A psychotherapist for more than 40 years, Susie Orbach ranks among the best known in her profession. Famously, she advised Princess Diana (if ever there was a woman who needed advice!), and also wrote such tomes as Fat Is a Feminist Issue, which placed body image firmly at the centre of feminist debate. More recently, she aired views on young women facing a mental health crisis (a theme she further explores here). With In Therapy, a companion piece to the recent Radio 4 series of the same name, Orbach attempts to explain the process of psychotherapy – how it works, why it helps people, and whether it’s beneficial for everybody.
At once there’s the question of whether In Therapy’s central premise is somewhat niche. The book is dedicated to author Jeanette Winterson (“who has always wanted to know what goes on in the consulting room”), and of course many people seek help or consider it – perhaps, in these self-regarding times, not always for the most edifying of reasons (“Tell me about ME!”). However, it remains debatable whether that many people are intrigued by the nuts and bolts of psychotherapy itself. Perhaps realising this, Orbach has eschewed a dry professional exploration in favour of introducing fictional characters, thus also sidestepping the issue of patient confidentiality.
In the radio series, Orbach worked with director Ian Rickson and Kevin Dawson, and a small team of actors who had been given character outlines and with whom Orbach improvised “sessions”, reacting as she would during real-life encounters. This book features transcripts of the radio sessions, interspersed with Orbach’s observations about how they are playing out and what psychotherapy insights and skills need deploying at any given point. This approach makes the project both intriguing and problematic. It achieves its aim of portraying real-life dilemmas (for the patient and the therapist), and there’s an element of social experiment. However, perhaps unavoidably, and despite Orbach saying that the aim was to be “anti-drama”, there’s also a niggling “high-end scripted reality” feel, a distinct whiff of “The Only Way Is Psychotherapy” – which, in fairness, wasn’t the case (it was all improvised, with no scripts).

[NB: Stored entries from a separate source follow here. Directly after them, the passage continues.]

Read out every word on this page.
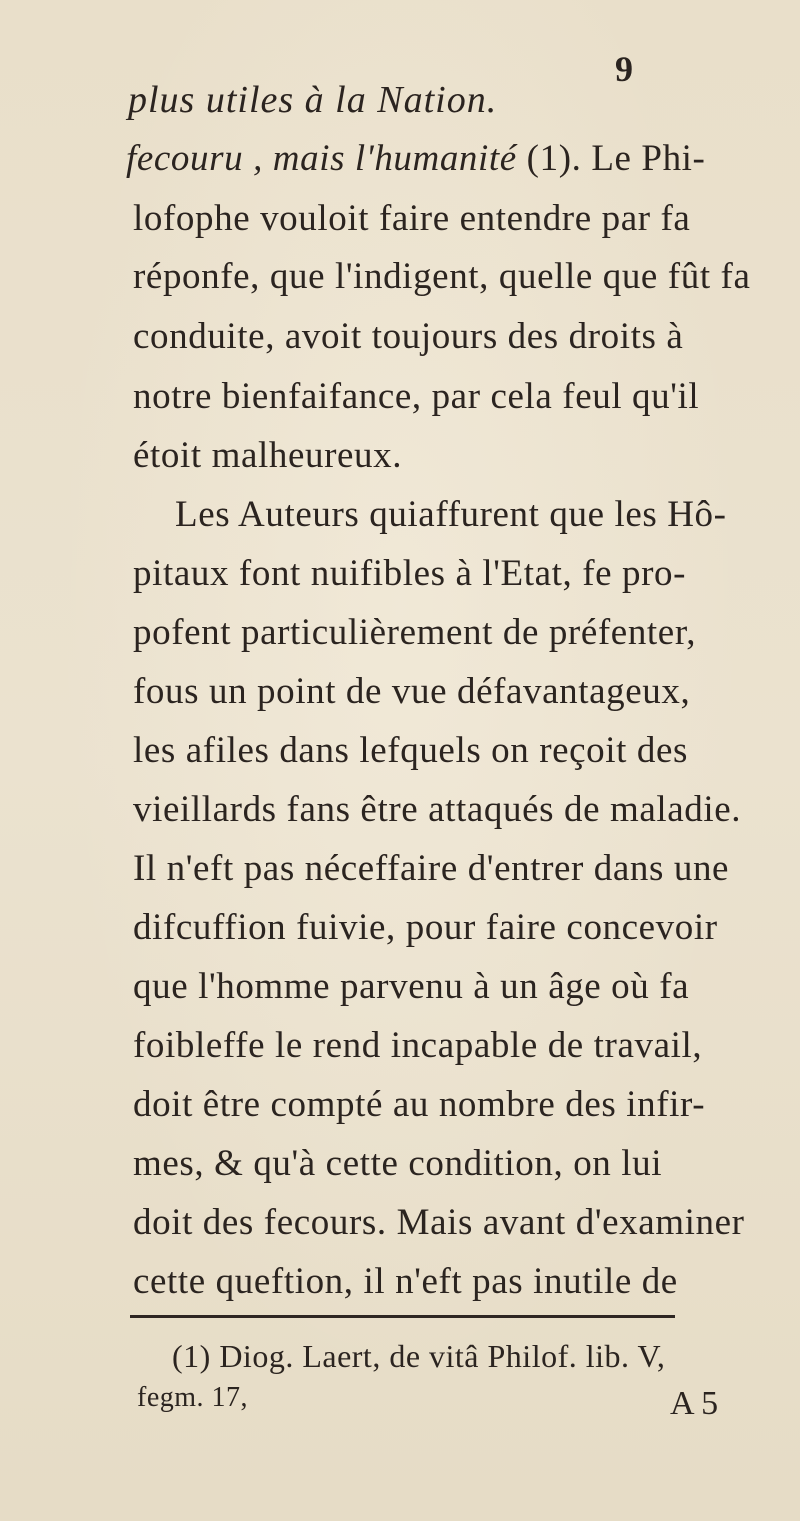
plus utiles à la Nation.
9
fecouru , mais l'humanité (1). Le Phi-
lofophe vouloit faire entendre par fa
réponfe, que l'indigent, quelle que fût fa
conduite, avoit toujours des droits à
notre bienfaifance, par cela feul qu'il
étoit malheureux.
Les Auteurs quiaffurent que les Hô-
pitaux font nuifibles à l'Etat, fe pro-
pofent particulièrement de préfenter,
fous un point de vue défavantageux,
les afiles dans lefquels on reçoit des
vieillards fans être attaqués de maladie.
Il n'eft pas néceffaire d'entrer dans une
difcuffion fuivie, pour faire concevoir
que l'homme parvenu à un âge où fa
foibleffe le rend incapable de travail,
doit être compté au nombre des infir-
mes, & qu'à cette condition, on lui
doit des fecours. Mais avant d'examiner
cette queftion, il n'eft pas inutile de
(1) Diog. Laert, de vitâ Philof. lib. V,
fegm. 17,	A 5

It helps that the “patients” Orbach encounters are far from navel-gazing caricatures. One couple are anxious about the imminent arrival of their baby (Orbach attempts to stop the relentless cycle of blame and counter-blame). Another woman has endured the failure of IVF treatment and relationship breakdown (“She needs somebody with her who can bear to go into the horror and the blackness she feels”). Someone else laments her failed career and bad relationship choices. A man in his 60s excruciatingly declares that he’s fallen in love with Orbach (she explains about transference and how he’s really fallen for the newly invigorated version of himself). Then there’s “Helen”, who is successful, privileged, educated, and seemingly has it all, but who feels strangely lost, and has cheated on her fiance with an older, powerful man. Orbach is compelling on the mental health issues afflicting young people such as “Helen”. In her view, they are not spoilt, but “digital natives who live with medium-level anxiety all the time”, trapped by “consumerism, the notion of the individual as a brand”, whereby “life can be turned into a performance”.

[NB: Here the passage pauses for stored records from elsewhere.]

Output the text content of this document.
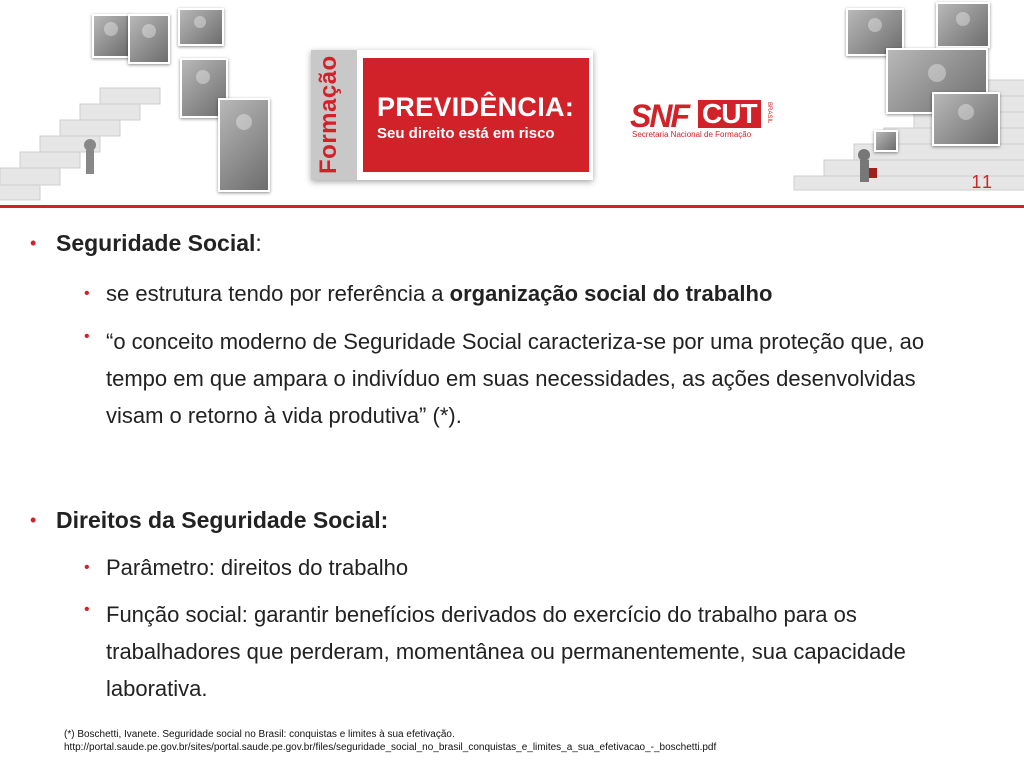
Formação PREVIDÊNCIA:
Seu direito está em risco SNF CUT	BRASIL
Secretaria Nacional de Formação
11
• Seguridade Social:
• se estrutura tendo por referência a organização social do trabalho
• “o conceito moderno de Seguridade Social caracteriza-se por uma proteção que, ao tempo em que ampara o indivíduo em suas necessidades, as ações desenvolvidas visam o retorno à vida produtiva” (*).
• Direitos da Seguridade Social:
• Parâmetro: direitos do trabalho
• Função social: garantir benefícios derivados do exercício do trabalho para os trabalhadores que perderam, momentânea ou permanentemente, sua capacidade laborativa.
(*) Boschetti, Ivanete. Seguridade social no Brasil: conquistas e limites à sua efetivação.
http://portal.saude.pe.gov.br/sites/portal.saude.pe.gov.br/files/seguridade_social_no_brasil_conquistas_e_limites_a_sua_efetivacao_-_boschetti.pdf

One recurring problem with In Therapy is the conceit of the “normal conversation” when transcribed verbatim. While this approach worked well on the radio, giving a realistic cadence to the sessions, on the page the pauses, umming and ahhing and the rest of it become repetitive and irritating. Orbach makes the point that how people present themselves lends valuable insights to therapists, but in such a slim volume the point is overplayed, doesn’t add much, and could have been more sharply edited to make more room for Orbach’s much more interesting professional asides and observations.

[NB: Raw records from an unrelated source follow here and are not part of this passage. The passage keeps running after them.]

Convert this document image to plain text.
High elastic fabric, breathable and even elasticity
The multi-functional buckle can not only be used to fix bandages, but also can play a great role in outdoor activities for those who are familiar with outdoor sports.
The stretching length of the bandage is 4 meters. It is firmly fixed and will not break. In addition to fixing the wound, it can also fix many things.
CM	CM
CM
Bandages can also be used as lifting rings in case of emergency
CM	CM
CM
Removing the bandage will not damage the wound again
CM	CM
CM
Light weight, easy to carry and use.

This latter element (how a real psychotherapist would react to the proceedings) is where the book comes alive. Throughout In Therapy, Orbach has two voices – the one she uses with the patient-ciphers, and the other with which she converses with the reader, explaining why sometimes she asks questions, and other times remains silent, why some conversational or behavioural tics are more revealing than others, and whether therapy (what Orbach refers to as “the struggle for truth”) is going to provide the answer for everyone. If therapy isn’t for everyone, then neither is this book, but ultimately it succeeds in twitching the curtain on a notoriously mysterious and secretive process, thus enabling people who are interested to make their own choice.